Though she had her seatbelt on during the crash, the force of the impact violently shook her head from side to side, causing her brain to repeatedly and forcefully hit the sides of her skull.
“As a result of her traumatic brain injury, the left side of her body was somewhat immobile, she had no short-term memory,” Bieri said of her daughter. “Initially, she could not dress herself, recall recent events or even her own age, do a simple word search or even first grade math.”
Dominique was transferred to the Kessler Rehabilitation center in Chester, where daily exercises tested the limits of her mental and physical abilities.
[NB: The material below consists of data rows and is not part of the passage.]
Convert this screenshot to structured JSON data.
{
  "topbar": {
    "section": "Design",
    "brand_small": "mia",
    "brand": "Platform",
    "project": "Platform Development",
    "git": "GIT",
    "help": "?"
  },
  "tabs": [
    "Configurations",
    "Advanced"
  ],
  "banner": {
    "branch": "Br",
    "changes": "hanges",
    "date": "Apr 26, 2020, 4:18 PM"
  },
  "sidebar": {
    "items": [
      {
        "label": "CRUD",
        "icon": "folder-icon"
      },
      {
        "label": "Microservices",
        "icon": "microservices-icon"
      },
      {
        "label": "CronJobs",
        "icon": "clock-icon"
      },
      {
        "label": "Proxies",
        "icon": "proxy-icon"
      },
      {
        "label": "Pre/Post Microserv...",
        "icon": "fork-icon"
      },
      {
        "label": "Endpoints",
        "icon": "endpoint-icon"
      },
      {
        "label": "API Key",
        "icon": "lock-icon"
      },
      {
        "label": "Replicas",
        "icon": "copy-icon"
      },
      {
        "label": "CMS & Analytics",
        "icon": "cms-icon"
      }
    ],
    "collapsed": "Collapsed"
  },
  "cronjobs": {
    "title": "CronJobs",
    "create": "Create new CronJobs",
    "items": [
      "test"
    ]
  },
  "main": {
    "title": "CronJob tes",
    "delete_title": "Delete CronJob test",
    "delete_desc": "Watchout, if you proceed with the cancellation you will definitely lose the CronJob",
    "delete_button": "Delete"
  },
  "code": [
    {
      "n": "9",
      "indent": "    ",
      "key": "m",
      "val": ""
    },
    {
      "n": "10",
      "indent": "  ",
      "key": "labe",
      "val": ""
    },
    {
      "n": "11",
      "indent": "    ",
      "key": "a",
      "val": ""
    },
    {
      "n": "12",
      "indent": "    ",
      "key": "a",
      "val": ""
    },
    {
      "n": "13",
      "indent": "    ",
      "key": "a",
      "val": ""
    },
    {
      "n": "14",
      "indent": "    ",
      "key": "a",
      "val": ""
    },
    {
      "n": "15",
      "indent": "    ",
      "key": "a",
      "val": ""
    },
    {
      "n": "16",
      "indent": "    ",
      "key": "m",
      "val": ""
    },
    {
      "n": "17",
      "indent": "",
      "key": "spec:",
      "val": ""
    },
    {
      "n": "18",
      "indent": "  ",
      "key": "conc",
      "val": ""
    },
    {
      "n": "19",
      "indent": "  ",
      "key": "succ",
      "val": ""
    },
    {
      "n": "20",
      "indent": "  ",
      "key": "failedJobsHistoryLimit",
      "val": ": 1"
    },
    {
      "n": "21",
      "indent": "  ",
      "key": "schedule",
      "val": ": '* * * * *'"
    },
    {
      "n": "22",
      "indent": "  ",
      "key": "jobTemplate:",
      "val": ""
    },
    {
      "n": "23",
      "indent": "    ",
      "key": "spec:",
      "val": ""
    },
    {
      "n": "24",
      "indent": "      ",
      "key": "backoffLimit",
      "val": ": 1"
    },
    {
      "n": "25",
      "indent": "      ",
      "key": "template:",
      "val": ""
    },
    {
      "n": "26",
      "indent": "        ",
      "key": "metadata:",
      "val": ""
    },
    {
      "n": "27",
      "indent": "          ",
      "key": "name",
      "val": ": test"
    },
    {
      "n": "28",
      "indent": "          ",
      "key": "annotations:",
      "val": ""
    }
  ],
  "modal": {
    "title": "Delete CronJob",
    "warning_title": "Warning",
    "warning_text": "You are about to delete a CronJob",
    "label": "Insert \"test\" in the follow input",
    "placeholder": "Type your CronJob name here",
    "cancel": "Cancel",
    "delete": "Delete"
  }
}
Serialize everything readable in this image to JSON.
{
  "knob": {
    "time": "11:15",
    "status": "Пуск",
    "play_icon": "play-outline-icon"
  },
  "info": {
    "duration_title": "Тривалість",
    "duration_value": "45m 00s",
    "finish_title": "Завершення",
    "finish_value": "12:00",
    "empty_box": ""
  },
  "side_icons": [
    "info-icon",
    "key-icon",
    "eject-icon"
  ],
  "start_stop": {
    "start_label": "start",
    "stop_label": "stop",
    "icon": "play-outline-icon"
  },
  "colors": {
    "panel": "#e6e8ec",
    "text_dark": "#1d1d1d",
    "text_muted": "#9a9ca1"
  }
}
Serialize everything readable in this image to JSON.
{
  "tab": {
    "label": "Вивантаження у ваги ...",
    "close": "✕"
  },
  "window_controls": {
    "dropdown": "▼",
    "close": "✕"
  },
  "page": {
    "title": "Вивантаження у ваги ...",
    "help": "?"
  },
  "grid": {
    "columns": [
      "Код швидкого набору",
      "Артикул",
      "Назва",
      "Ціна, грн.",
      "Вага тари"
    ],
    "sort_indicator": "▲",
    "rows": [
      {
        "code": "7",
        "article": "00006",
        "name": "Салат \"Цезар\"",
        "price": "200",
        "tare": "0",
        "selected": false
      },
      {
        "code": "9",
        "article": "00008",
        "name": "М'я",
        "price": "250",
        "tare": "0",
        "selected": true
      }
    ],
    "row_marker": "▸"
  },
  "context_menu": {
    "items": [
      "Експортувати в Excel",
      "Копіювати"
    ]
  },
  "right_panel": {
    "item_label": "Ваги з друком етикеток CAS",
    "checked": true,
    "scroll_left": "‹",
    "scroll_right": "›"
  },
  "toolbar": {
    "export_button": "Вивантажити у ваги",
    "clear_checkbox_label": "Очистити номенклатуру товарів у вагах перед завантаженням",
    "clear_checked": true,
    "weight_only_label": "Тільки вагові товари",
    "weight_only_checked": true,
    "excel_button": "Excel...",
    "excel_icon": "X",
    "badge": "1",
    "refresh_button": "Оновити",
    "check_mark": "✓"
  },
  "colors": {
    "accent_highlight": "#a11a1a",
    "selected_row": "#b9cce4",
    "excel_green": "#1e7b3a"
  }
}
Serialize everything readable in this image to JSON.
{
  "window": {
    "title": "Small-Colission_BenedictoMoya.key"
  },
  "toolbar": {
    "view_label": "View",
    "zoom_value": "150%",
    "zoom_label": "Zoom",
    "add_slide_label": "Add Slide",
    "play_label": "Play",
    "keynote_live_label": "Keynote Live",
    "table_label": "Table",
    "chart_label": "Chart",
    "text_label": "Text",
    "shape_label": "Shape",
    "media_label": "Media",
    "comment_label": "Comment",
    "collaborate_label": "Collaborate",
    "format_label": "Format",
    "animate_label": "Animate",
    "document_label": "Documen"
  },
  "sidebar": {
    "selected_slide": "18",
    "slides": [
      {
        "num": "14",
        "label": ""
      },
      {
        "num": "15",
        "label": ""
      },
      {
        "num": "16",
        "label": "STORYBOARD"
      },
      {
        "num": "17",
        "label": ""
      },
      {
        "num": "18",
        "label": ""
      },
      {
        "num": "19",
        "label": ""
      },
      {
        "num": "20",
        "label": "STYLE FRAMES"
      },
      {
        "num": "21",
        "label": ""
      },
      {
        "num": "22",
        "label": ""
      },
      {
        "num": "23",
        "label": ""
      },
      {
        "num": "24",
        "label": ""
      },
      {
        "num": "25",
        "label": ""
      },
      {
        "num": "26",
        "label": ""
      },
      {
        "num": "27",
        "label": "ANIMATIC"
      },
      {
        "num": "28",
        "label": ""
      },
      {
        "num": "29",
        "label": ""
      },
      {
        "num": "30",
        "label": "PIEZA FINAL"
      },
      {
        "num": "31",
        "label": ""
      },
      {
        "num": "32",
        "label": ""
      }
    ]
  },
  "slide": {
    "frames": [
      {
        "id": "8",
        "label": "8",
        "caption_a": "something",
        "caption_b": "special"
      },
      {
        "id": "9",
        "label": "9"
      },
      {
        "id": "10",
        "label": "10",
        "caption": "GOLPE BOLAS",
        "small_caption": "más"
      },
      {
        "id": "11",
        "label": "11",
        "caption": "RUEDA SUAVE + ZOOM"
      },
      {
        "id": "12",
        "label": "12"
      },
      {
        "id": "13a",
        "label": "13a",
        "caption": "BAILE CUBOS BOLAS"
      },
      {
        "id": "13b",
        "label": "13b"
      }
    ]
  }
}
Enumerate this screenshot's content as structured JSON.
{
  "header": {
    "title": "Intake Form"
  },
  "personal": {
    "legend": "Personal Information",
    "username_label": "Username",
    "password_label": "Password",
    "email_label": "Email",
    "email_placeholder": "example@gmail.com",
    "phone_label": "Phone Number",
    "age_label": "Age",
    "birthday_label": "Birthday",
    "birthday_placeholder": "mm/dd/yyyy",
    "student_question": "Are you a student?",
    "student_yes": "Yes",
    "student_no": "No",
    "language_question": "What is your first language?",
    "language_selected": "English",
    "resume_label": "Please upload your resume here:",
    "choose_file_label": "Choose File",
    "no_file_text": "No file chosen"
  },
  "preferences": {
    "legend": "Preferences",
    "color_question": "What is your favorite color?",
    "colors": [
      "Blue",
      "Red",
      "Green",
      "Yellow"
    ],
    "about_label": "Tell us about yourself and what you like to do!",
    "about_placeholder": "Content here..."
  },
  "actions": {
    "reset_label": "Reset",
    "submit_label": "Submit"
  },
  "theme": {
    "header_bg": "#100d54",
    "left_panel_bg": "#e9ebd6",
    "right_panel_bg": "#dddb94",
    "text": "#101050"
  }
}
Paralyzed nerves led to skewed vision, causing her to perceive two of everything. The paralysis made simple tasks like walking or opening an envelope challenging, said Bieri.
In the months following the collision, Dominique worked to recover her motor functions, memory and personality, and summoned her returning strength to reverse the charges against her.
Still managing her comeback, Dominique is approaching a complete recovery of her health and good name.
“Towards the end of my out-patient therapy, my recovery suddenly began improving exponentially. My brain had healed enough that I began to understand the severity of my injuries and the impact they had on me and everyone around me,” Dominique said. “By the time I was ready to leave outpatient therapy, I had regained 90 percent of my mentality and personality.”

Lost faith

It took one year, three court hearings and over $10,000 in attorney fees, but the Bieris finally succeeded in getting the DWI charge dismissed, based largely on Dominique’s low blood-alcohol level, Bieri said.
In August, a judge ruled Dominique had failed to observe a traffic signal, initiating the crash that not only injured her, but seriously injured Sandra Babcock as well.
Dominique pled guilty and paid a fine of $239, court records show.
Bieri said that the persistence of the charges, rumors and accusations that followed the legal handling of the accident left her wary of a legal system she once trusted.
“My faith in the legal system has been tainted by the whole process, which was my family’s first experience with any legal issue of this nature,” Bieri said. “We were quite certain that a DWI conviction, and even the DWI accusation, would negatively impact her future.”
Now in graduate school studying veterinary medicine, Dominique said she has no recollection of her experience of the crash.
“I have absolutely no memory of the specifics of my accident or most of my recovery and my therapy team confirmed that it is highly unlikely that I will ever remember that part of my life,” she said.